HOW MY OWN NUTRITION HAS EVOLVED

I was pretty dialed even back then — we were using beta-alanine, gels, the basics. But the quality has improved and my understanding of quantity has gotten a lot more precise. One of the bigger shifts was moving from beta-alanine to bicarb. It's an incremental difference, but it's a real one. Overall, though, it's all been improvements. Anyone in the elite 15 has some kind of formulated plan at this point — nobody at that level is just winging it anymore.

THE FIVE PRODUCTS THAT ACTUALLY MOVE THE NEEDLE

In the pre-workout category — and I mean performance-based, not stimulant stuff — bicarb. That's it for things you can actually get your hands on right now. Beyond that: carbohydrates, and honestly, the source matters less than what you'll actually eat and absorb — fructose, glucose, maltodextrin, whatever works for your gut. Creatine, but do it in powder form. By the time creatine gets processed into a gummy and put through heat, the quality degrades badly. Citrulline or other nitric oxide compounds if you're training hard and want to support blood flow. And amino acids — for HYROX athletes specifically, the combination of endurance and strength work makes it really easy to go catabolic over long sessions, and aminos help you hold muscle mass through that.

BICARB OVER BETA-ALANINE

It comes down to the mechanism. Both are buffering agents, but bicarb works systemically, and the effect is more direct for the kind of high-intensity work we're doing in HYROX. Beta-alanine has its place, but when I started looking more closely at the research and working with exercise scientists who are actually pushing the boundaries of what we understand, bicarb became the clear call. The tingling from beta-alanine is also just not something you want to be dealing with mid-race.

WHAT "DIALED IN" ACTUALLY LOOKS LIKE

I weigh my food. I track everything on MyFitnessPal. I walk around with a lunchbox. When I was having breakfast with people this morning, everyone was just grabbing whatever — I was reading the macros on the back of everything before I picked it up. It's not glamorous, but it's the job.

I think about it like this: imagine deciding to drive across the country and flooring the gas pedal the whole way without ever once checking the gas tank. That's how most athletes approach nutrition. They want to go hard, but they never look at what they're actually running on.
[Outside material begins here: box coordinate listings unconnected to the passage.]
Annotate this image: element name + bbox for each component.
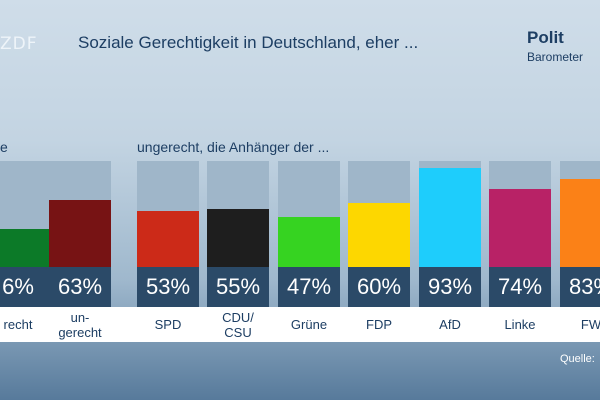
bar [137, 210, 199, 267]
bar [207, 208, 269, 267]
category-label: Linke [504, 317, 536, 332]
group-label-parties: ungerecht, die Anhänger der ... [137, 139, 330, 155]
category-label: un- gerecht [58, 309, 102, 340]
value-label: 47% [278, 267, 340, 307]
label-band [0, 307, 600, 342]
politbarometer-logo: Polit Barometer [515, 28, 600, 74]
value-label: 53% [137, 267, 199, 307]
bar-track [137, 161, 199, 267]
bar [49, 200, 111, 267]
category-label: CDU/ CSU [222, 309, 254, 340]
bar-track [0, 161, 49, 267]
politbarometer-logo-line1: Polit [527, 28, 564, 47]
politbarometer-logo-line2: Barometer [527, 50, 584, 64]
bar-track [560, 161, 600, 267]
category-label: Grüne [290, 317, 328, 332]
category-label: FDP [366, 317, 392, 332]
bar [489, 188, 551, 267]
value-label: 83% [560, 267, 600, 307]
bar [278, 217, 340, 267]
category-label: SPD [154, 317, 182, 332]
bar [0, 228, 49, 267]
value-label: 63% [49, 267, 111, 307]
bar [560, 179, 600, 267]
value-label: 55% [207, 267, 269, 307]
category-label: AfD [439, 317, 461, 332]
bar-track [489, 161, 551, 267]
bar-track [207, 161, 269, 267]
bar [348, 203, 410, 267]
bar-track [419, 161, 481, 267]
group-label-left: e [0, 139, 8, 155]
value-label: 6% [0, 267, 49, 307]
chart-title: Soziale Gerechtigkeit in Deutschland, eh… [78, 33, 419, 52]
zdf-logo: ZDF [0, 34, 38, 54]
value-label: 93% [419, 267, 481, 307]
value-label: 60% [348, 267, 410, 307]
bar-track [278, 161, 340, 267]
bar-track [49, 161, 111, 267]
category-label: FW [580, 317, 600, 332]
bar [419, 168, 481, 267]
category-label: recht [3, 317, 33, 332]
source-label: Quelle: [560, 353, 595, 365]
bar-track [348, 161, 410, 267]
value-label: 74% [489, 267, 551, 307]
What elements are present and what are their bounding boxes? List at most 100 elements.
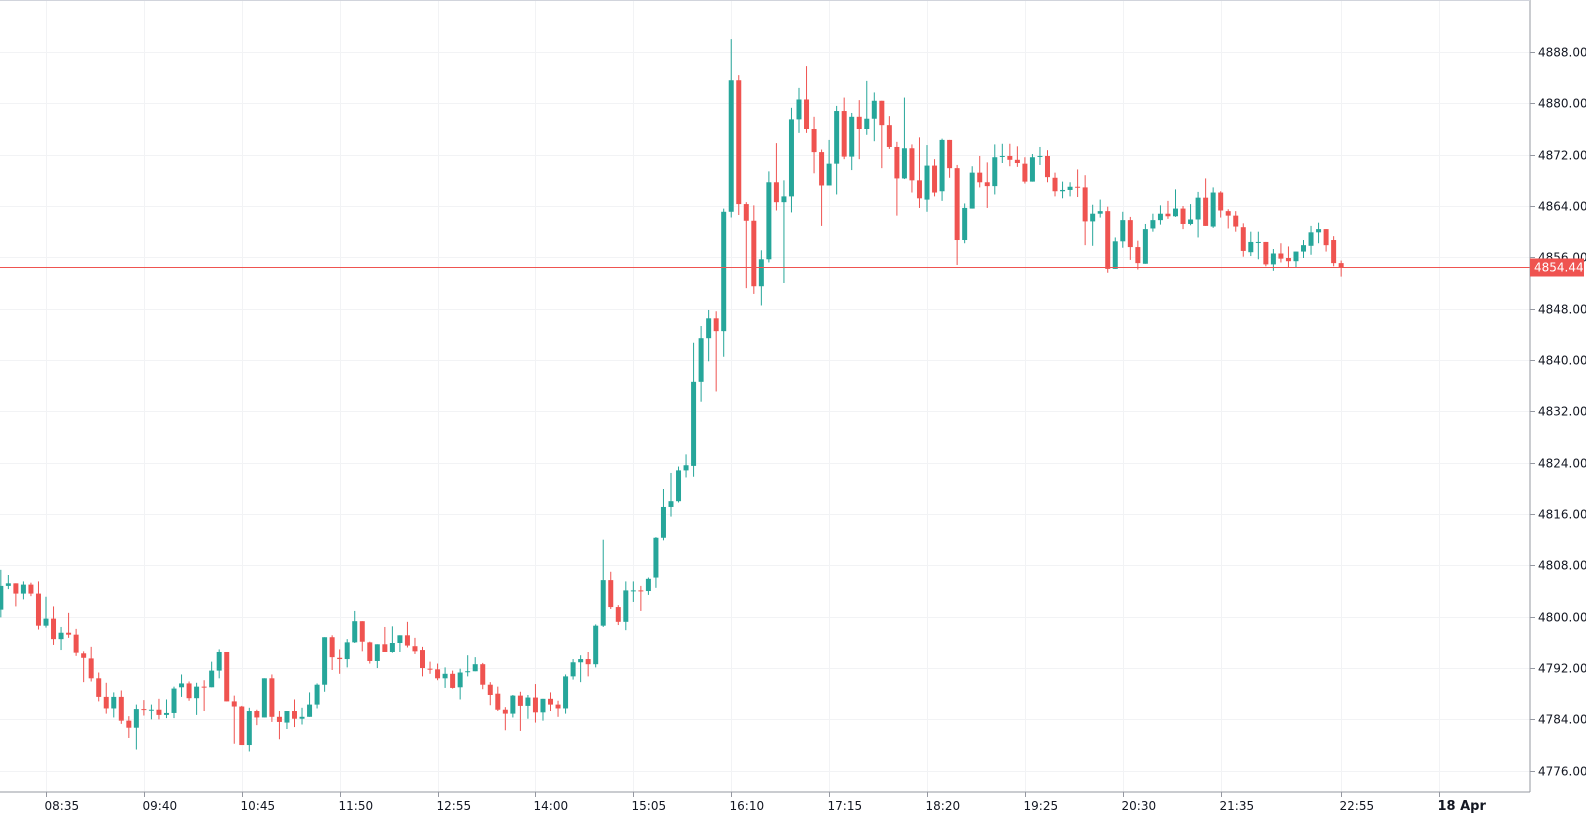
candle-up[interactable] bbox=[194, 682, 200, 715]
candle-up[interactable] bbox=[1029, 154, 1035, 182]
candle-up[interactable] bbox=[171, 686, 177, 719]
candle-down[interactable] bbox=[88, 646, 94, 682]
candle-down[interactable] bbox=[977, 155, 983, 188]
candle-up[interactable] bbox=[1301, 240, 1307, 258]
candle-up[interactable] bbox=[728, 39, 734, 218]
candle-up[interactable] bbox=[1090, 204, 1096, 246]
candle-up[interactable] bbox=[1210, 187, 1216, 228]
candle-up[interactable] bbox=[397, 635, 403, 652]
candle-down[interactable] bbox=[96, 672, 102, 702]
candle-down[interactable] bbox=[804, 66, 810, 133]
candle-up[interactable] bbox=[1316, 222, 1322, 244]
candle-up[interactable] bbox=[322, 637, 328, 692]
candle-down[interactable] bbox=[1075, 169, 1081, 198]
candle-down[interactable] bbox=[435, 663, 441, 681]
candle-up[interactable] bbox=[246, 707, 252, 752]
candle-up[interactable] bbox=[563, 674, 569, 714]
candle-up[interactable] bbox=[698, 326, 704, 402]
candle-up[interactable] bbox=[1097, 199, 1103, 218]
candle-down[interactable] bbox=[1052, 172, 1058, 197]
candle-up[interactable] bbox=[849, 112, 855, 171]
candle-up[interactable] bbox=[1037, 146, 1043, 165]
candle-up[interactable] bbox=[871, 92, 877, 142]
candle-up[interactable] bbox=[796, 87, 802, 133]
candle-up[interactable] bbox=[43, 596, 49, 628]
candle-up[interactable] bbox=[20, 581, 26, 600]
candle-up[interactable] bbox=[939, 138, 945, 201]
candle-down[interactable] bbox=[1203, 178, 1209, 226]
candle-up[interactable] bbox=[352, 610, 358, 644]
candle-up[interactable] bbox=[1120, 211, 1126, 248]
candle-down[interactable] bbox=[548, 692, 554, 712]
candle-up[interactable] bbox=[969, 166, 975, 209]
candle-up[interactable] bbox=[1067, 182, 1073, 197]
candle-up[interactable] bbox=[1173, 189, 1178, 217]
candle-up[interactable] bbox=[721, 208, 727, 357]
candle-down[interactable] bbox=[1014, 146, 1020, 167]
candle-up[interactable] bbox=[58, 626, 64, 651]
candle-down[interactable] bbox=[367, 641, 373, 664]
candle-down[interactable] bbox=[1323, 229, 1329, 252]
candle-down[interactable] bbox=[894, 141, 900, 216]
candle-down[interactable] bbox=[239, 705, 245, 746]
candle-down[interactable] bbox=[291, 699, 297, 728]
candle-up[interactable] bbox=[864, 80, 870, 135]
candle-down[interactable] bbox=[841, 97, 847, 160]
candle-up[interactable] bbox=[344, 639, 350, 668]
candle-down[interactable] bbox=[487, 682, 493, 706]
candle-up[interactable] bbox=[307, 692, 313, 717]
candle-up[interactable] bbox=[758, 250, 764, 306]
candle-down[interactable] bbox=[480, 662, 486, 690]
candle-down[interactable] bbox=[1331, 236, 1337, 267]
candle-down[interactable] bbox=[118, 690, 124, 724]
candle-up[interactable] bbox=[284, 711, 290, 729]
candle-up[interactable] bbox=[1060, 181, 1066, 199]
candle-down[interactable] bbox=[269, 674, 275, 722]
candle-down[interactable] bbox=[224, 651, 230, 702]
candle-down[interactable] bbox=[1082, 175, 1088, 246]
candle-down[interactable] bbox=[1233, 211, 1239, 232]
candle-up[interactable] bbox=[148, 704, 154, 720]
candle-down[interactable] bbox=[1225, 209, 1231, 229]
candle-up[interactable] bbox=[457, 668, 463, 700]
candle-up[interactable] bbox=[1157, 205, 1163, 225]
candle-down[interactable] bbox=[879, 100, 885, 169]
candle-up[interactable] bbox=[676, 466, 682, 503]
candle-down[interactable] bbox=[337, 649, 343, 674]
candle-down[interactable] bbox=[532, 684, 538, 723]
candle-down[interactable] bbox=[404, 621, 410, 648]
candle-up[interactable] bbox=[999, 143, 1005, 164]
candle-up[interactable] bbox=[623, 581, 629, 631]
candle-up[interactable] bbox=[1188, 204, 1194, 226]
candle-up[interactable] bbox=[706, 309, 712, 362]
candle-down[interactable] bbox=[28, 582, 34, 597]
candle-up[interactable] bbox=[766, 171, 772, 263]
candle-up[interactable] bbox=[788, 107, 794, 213]
candle-down[interactable] bbox=[1278, 243, 1284, 263]
candle-up[interactable] bbox=[1195, 191, 1201, 238]
candle-down[interactable] bbox=[1007, 143, 1013, 167]
candle-up[interactable] bbox=[216, 649, 222, 679]
candle-down[interactable] bbox=[1338, 260, 1344, 277]
candle-up[interactable] bbox=[1112, 237, 1118, 269]
candle-up[interactable] bbox=[1255, 231, 1261, 260]
candle-down[interactable] bbox=[736, 75, 742, 215]
candle-up[interactable] bbox=[0, 569, 4, 618]
candle-down[interactable] bbox=[1105, 206, 1111, 273]
candle-down[interactable] bbox=[886, 116, 892, 149]
candle-down[interactable] bbox=[811, 116, 817, 174]
candle-down[interactable] bbox=[585, 651, 591, 677]
candle-up[interactable] bbox=[1150, 213, 1156, 232]
candle-up[interactable] bbox=[374, 644, 380, 669]
candle-down[interactable] bbox=[495, 686, 501, 712]
candle-up[interactable] bbox=[826, 139, 832, 186]
candle-down[interactable] bbox=[103, 682, 109, 714]
candle-down[interactable] bbox=[954, 164, 960, 266]
candle-up[interactable] bbox=[314, 683, 320, 709]
candle-down[interactable] bbox=[1135, 240, 1141, 270]
candle-down[interactable] bbox=[916, 137, 922, 208]
candle-down[interactable] bbox=[186, 681, 192, 701]
candle-up[interactable] bbox=[510, 694, 516, 718]
candle-up[interactable] bbox=[630, 581, 636, 602]
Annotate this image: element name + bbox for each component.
FUELING FOR A SPORT THAT'S BOTH

The amino acid piece is a big part of it. You're putting in serious endurance volume and serious strength work, and those two things pull your body in different directions nutritionally. Getting enough protein over those long sessions while also staying fueled for the cardio side is genuinely hard. Aminos help bridge that gap. Beyond that, carbohydrates are still your primary fuel source during the race itself — don't overthink the source, just make sure you're taking in enough and that your gut can handle it on race day.

THE MOST COMMON MISTAKE

Hydration. It's not even close. People come to me saying their energy is low, they're not recovering, they can't figure out what's wrong — and when I ask how much water they're drinking, they have no idea. Some of them are basically running on coffee and Coke Zero. You'd be amazed. It's the most basic thing, and it's the most overlooked. Fix hydration before you start worrying about any of the fancy stuff.

WHERE I GO FOR INFORMATION I ACTUALLY TRUST

A handful of exercise scientists who are genuinely doing the work — not just publishing what's already known, but pushing beyond it. Kristian Blumenfeld's team is a good example of the kind of operation I'm talking about. This year I started working with a scientist who added an SMO2 sensor to my leg during VO2 max testing — measuring blood oxygen saturation in the muscle in real time. That's a whole second layer of information that most people aren't looking at. Beyond that: books, and constantly scanning the internet for new research. And when I find a charlatan, I try to expose them.